Но Аннет приговорили к смерти.

Никто не собирался везти ее назад в Париж.

Казнить ее должны были здесь, на маленькой некрасивой площади, окруженной низкорослыми деревьями. И эшафот был скрипучий и подгнивший, и палач без перчаток. Никакого парижского шика. Зато очередь приговоренных – восемь человек.

Вот тут-то Аннет вспомнила Жанну Дюбарри. Вспомнила также, что еще десять дней назад она лежала в объятиях мужа, барона Анри, то есть Генриха Болленберга. Вспомнила, как ей смешны были слова несчастной Жанны «еще одну минуточку». А сейчас она в первый раз в жизни вдруг захотела жить.

Она огляделась.

Прекрасным было все. Камни, низкие корявые деревья, помост-эшафот, глупые и злые рожи вокруг, широкие грязные руки палача и даже эти душные вечерние, почти ночные июньские облака. Да, именно июньские, они с матерью не хотели учить новые названия месяцев и тайком жили по старому календарю. Июнь кончался. Был седьмой час, еще совсем светло, но вдруг наползла туча, сначала лиловая, потом графитовая. Полыхнуло, громыхнуло, и хлынул дождь. Толпа разбежалась: люди попрятались под деревьями и в подворотнях.

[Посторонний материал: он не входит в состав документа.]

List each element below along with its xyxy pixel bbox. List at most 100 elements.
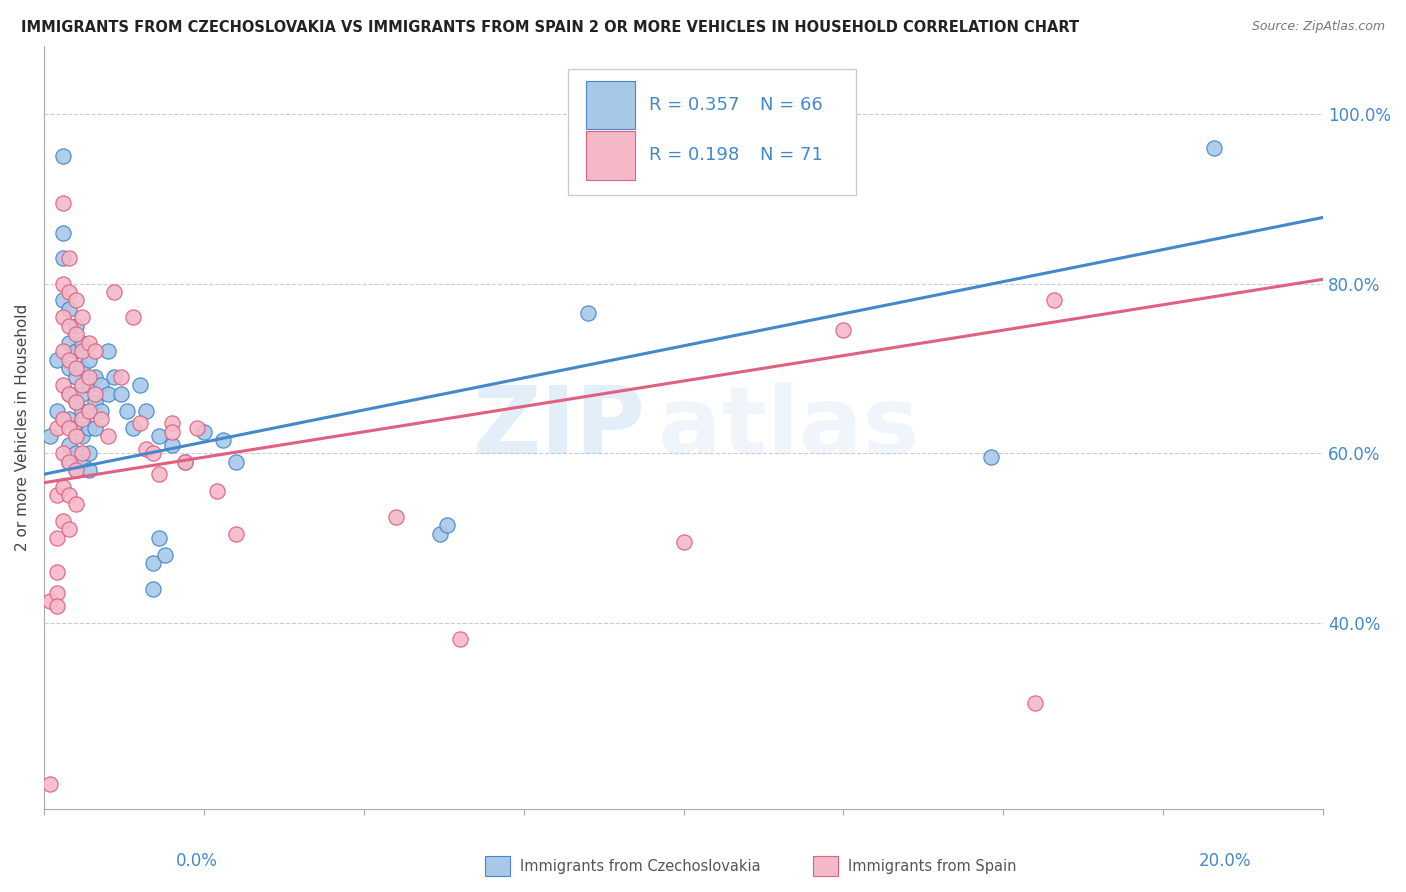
Point (160, 417, 183, 431)
Text: R = 0.198: R = 0.198 (650, 146, 740, 164)
Point (58, 361, 80, 376)
Point (52, 277, 75, 291)
Point (58, 301, 80, 316)
Point (72, 386, 94, 401)
Point (77, 369, 100, 384)
Point (52, 378, 75, 392)
Point (122, 310, 145, 325)
Point (212, 434, 235, 448)
Point (72, 429, 94, 443)
Point (65, 293, 87, 308)
Point (84, 344, 107, 359)
Point (72, 310, 94, 325)
Point (65, 497, 87, 511)
Point (90, 403, 112, 417)
Point (45, 420, 67, 434)
Point (160, 437, 183, 451)
Point (58, 386, 80, 401)
Text: N = 66: N = 66 (761, 96, 823, 114)
Text: ZIP: ZIP (472, 382, 645, 474)
Point (65, 369, 87, 384)
Point (72, 335, 94, 350)
Point (65, 395, 87, 409)
Point (142, 582, 165, 596)
Text: N = 71: N = 71 (761, 146, 823, 164)
Point (225, 526, 247, 541)
Point (52, 293, 75, 308)
Point (186, 420, 208, 434)
Point (52, 251, 75, 265)
Point (77, 352, 100, 367)
Point (58, 318, 80, 333)
Point (39, 429, 62, 443)
Point (45, 599, 67, 613)
Point (97, 344, 120, 359)
Point (122, 420, 145, 434)
Point (97, 386, 120, 401)
Text: IMMIGRANTS FROM CZECHOSLOVAKIA VS IMMIGRANTS FROM SPAIN 2 OR MORE VEHICLES IN HO: IMMIGRANTS FROM CZECHOSLOVAKIA VS IMMIGR… (21, 20, 1080, 35)
Point (58, 437, 80, 451)
FancyBboxPatch shape (586, 80, 636, 129)
Point (205, 484, 228, 499)
Point (45, 403, 67, 417)
Point (39, 776, 62, 790)
Point (45, 565, 67, 579)
Point (84, 386, 107, 401)
Point (72, 378, 94, 392)
Point (135, 403, 157, 417)
Text: R = 0.357: R = 0.357 (650, 96, 740, 114)
Point (52, 149, 75, 163)
Point (173, 454, 195, 468)
Point (77, 463, 100, 477)
Point (45, 531, 67, 545)
FancyBboxPatch shape (568, 69, 856, 195)
Y-axis label: 2 or more Vehicles in Household: 2 or more Vehicles in Household (15, 304, 30, 551)
Text: 0.0%: 0.0% (176, 852, 218, 870)
Point (225, 454, 247, 468)
Point (58, 386, 80, 401)
Point (77, 403, 100, 417)
Text: Immigrants from Spain: Immigrants from Spain (848, 859, 1017, 873)
Point (384, 509, 406, 524)
Point (1024, 696, 1046, 710)
Point (72, 344, 94, 359)
Point (160, 425, 183, 439)
Point (672, 535, 695, 549)
Point (436, 518, 458, 533)
Point (148, 531, 170, 545)
Point (77, 335, 100, 350)
Point (72, 412, 94, 426)
Point (103, 285, 125, 299)
Point (65, 420, 87, 434)
Point (77, 378, 100, 392)
Point (65, 344, 87, 359)
Point (58, 251, 80, 265)
Point (429, 526, 451, 541)
Point (65, 395, 87, 409)
Point (58, 285, 80, 299)
Point (52, 196, 75, 211)
Point (65, 318, 87, 333)
Point (110, 369, 132, 384)
Point (58, 420, 80, 434)
Text: 20.0%: 20.0% (1199, 852, 1251, 870)
Point (58, 335, 80, 350)
Point (97, 429, 120, 443)
Point (65, 463, 87, 477)
Point (173, 454, 195, 468)
Point (52, 310, 75, 325)
Point (58, 488, 80, 502)
Point (52, 480, 75, 494)
Point (110, 386, 132, 401)
Text: Immigrants from Czechoslovakia: Immigrants from Czechoslovakia (520, 859, 761, 873)
Point (72, 454, 94, 468)
Point (84, 369, 107, 384)
Point (72, 446, 94, 460)
Point (128, 417, 150, 431)
Point (65, 361, 87, 376)
Point (193, 425, 215, 439)
Point (1043, 293, 1066, 308)
Point (77, 420, 100, 434)
Point (52, 344, 75, 359)
Point (77, 403, 100, 417)
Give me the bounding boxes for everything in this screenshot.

Добрый Бог подарил ей еще полчаса, наверное.

Совсем стемнело. Она слышала, как рядом спорили палач и его помощник: «Может, завтра? Ведь уже темно».

– Может, завтра? – крикнул палач в густеющие сумерки.

– Сейчас! Сейчас! – раздалось в ответ. – Зажгите что-нибудь!

Еще минут пять зажигали факелы.

Наконец палач подошел к шеренге приговоренных. Пальцем поманил Аннет.

Руки у нее были связаны спереди, на животе. Палач стал ослаблять веревку и заводить ее руки за спину, чтобы ловчей уложить лицом вниз, на широкую доску, под нож. У него были шершавые ладони, и, кажется, царапался сорванный ноготь большого пальца.

– Минуточку, господин палач, – сказала Аннет.

– А? – Он взглянул на нее из-под глубокого капюшона.

– Одну минуточку, – повторила она.

Они, наверное, полминуты глядели друг другу в глаза.

– Чего? – переспросил он.

– Еще одну минуту пожить, умоляю вас…

* * *

Он осклабился и вдруг отставил в сторону смоляной факел в треножнике, который горел рядом. На миг накатилась тьма. Потом сильно толкнул ее, так, что она перелетела через доску и кверху тормашками упала в огромную плетеную корзину.